Opinion
No. 90-10084.
The panel finds this case appropriate for submission without oral argument pursuant to Ninth Circuit Rule 34-4 and Fed.R.App.P. 34(a).
Decided August 27, 1991.
Mary Kathryn Wisdom, Wisdom, Logan McNulty, Phoenix, Ariz., for defendant-appellant.
Janet L. Patterson, Asst. U.S. Atty., Washington, D.C., for plaintiff-appellee.
Appeal from the United States District Court for the District of Arizona.
Before BROWNING, FARRIS and LEAVY, Circuit Judges.
Keith Jerome Brown appeals a judgment entered upon a jury verdict, and sentence of 123 months in prison plus five years supervised release. He argues that the district court erred in: (1) denying his motion to determine competency; (2) denying his request for substitute counsel; and (3) enhancing his base offense level for bank robbery based on discharge of a weapon. We affirm the conviction, but remand for resentencing.
The record reflects no ground upon which to question Brown's mental competence. The denial of his motion to determine competency therefore was not error. 18 U.S.C. § 4241(a) (court must grant motion only if there is reasonable cause to believe defendant may be suffering from mental disease or defect).
The district court inquired into the nature and extent of the conflict between Brown and his counsel. Our review of the record satisfies us that the conflict did not result in a total lack of communication preventing an adequate defense. See United States v. Walker, 915 F.2d 480, 482 (9th Cir. 1990).

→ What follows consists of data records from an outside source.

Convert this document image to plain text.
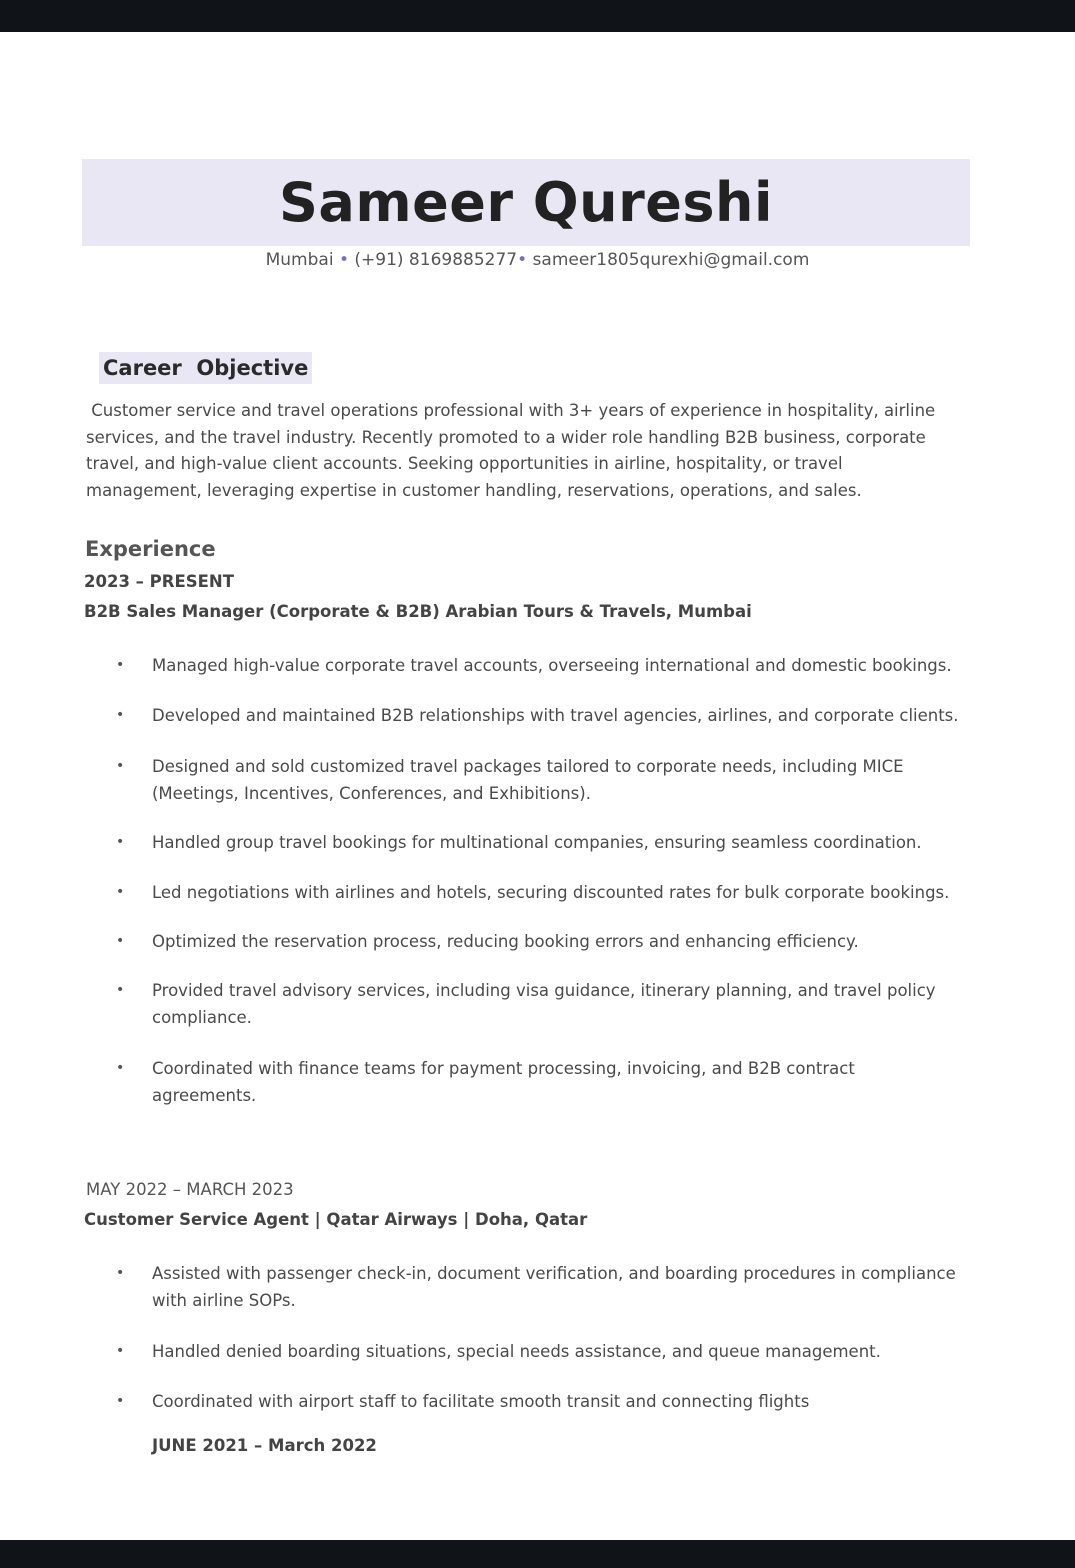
Sameer Qureshi
Mumbai • (+91) 8169885277• sameer1805qurexhi@gmail.com
Career  Objective
Customer service and travel operations professional with 3+ years of experience in hospitality, airline
services, and the travel industry. Recently promoted to a wider role handling B2B business, corporate
travel, and high-value client accounts. Seeking opportunities in airline, hospitality, or travel
management, leveraging expertise in customer handling, reservations, operations, and sales.
Experience
2023 – PRESENT
B2B Sales Manager (Corporate & B2B) Arabian Tours & Travels, Mumbai
• Managed high-value corporate travel accounts, overseeing international and domestic bookings.
• Developed and maintained B2B relationships with travel agencies, airlines, and corporate clients.
• Designed and sold customized travel packages tailored to corporate needs, including MICE
(Meetings, Incentives, Conferences, and Exhibitions).
• Handled group travel bookings for multinational companies, ensuring seamless coordination.
• Led negotiations with airlines and hotels, securing discounted rates for bulk corporate bookings.
• Optimized the reservation process, reducing booking errors and enhancing efficiency.
• Provided travel advisory services, including visa guidance, itinerary planning, and travel policy
compliance.
• Coordinated with finance teams for payment processing, invoicing, and B2B contract
agreements.
MAY 2022 – MARCH 2023
Customer Service Agent | Qatar Airways | Doha, Qatar
• Assisted with passenger check-in, document verification, and boarding procedures in compliance
with airline SOPs.
• Handled denied boarding situations, special needs assistance, and queue management.
• Coordinated with airport staff to facilitate smooth transit and connecting flights
JUNE 2021 – March 2022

Because Brown received a consecutive sentence under 18 U.S.C. § 924(c) for use of a firearm during commission of a felony, the base offense level for the bank robbery conviction should not have been enhanced for use or display of a firearm. U.S.S.G. § 2K2.4, application note; § 3D1.1, application note. The adjusted offense level for the bank robbery should have been the base offense level of 20, increased by 2 levels since property of a financial institution was taken. Imposition of the 63-month sentence based on an adjusted offense level higher than 22 was plain error. We therefore remand for resentencing.
AFFIRMED IN PART AND REMANDED FOR RESENTENCING.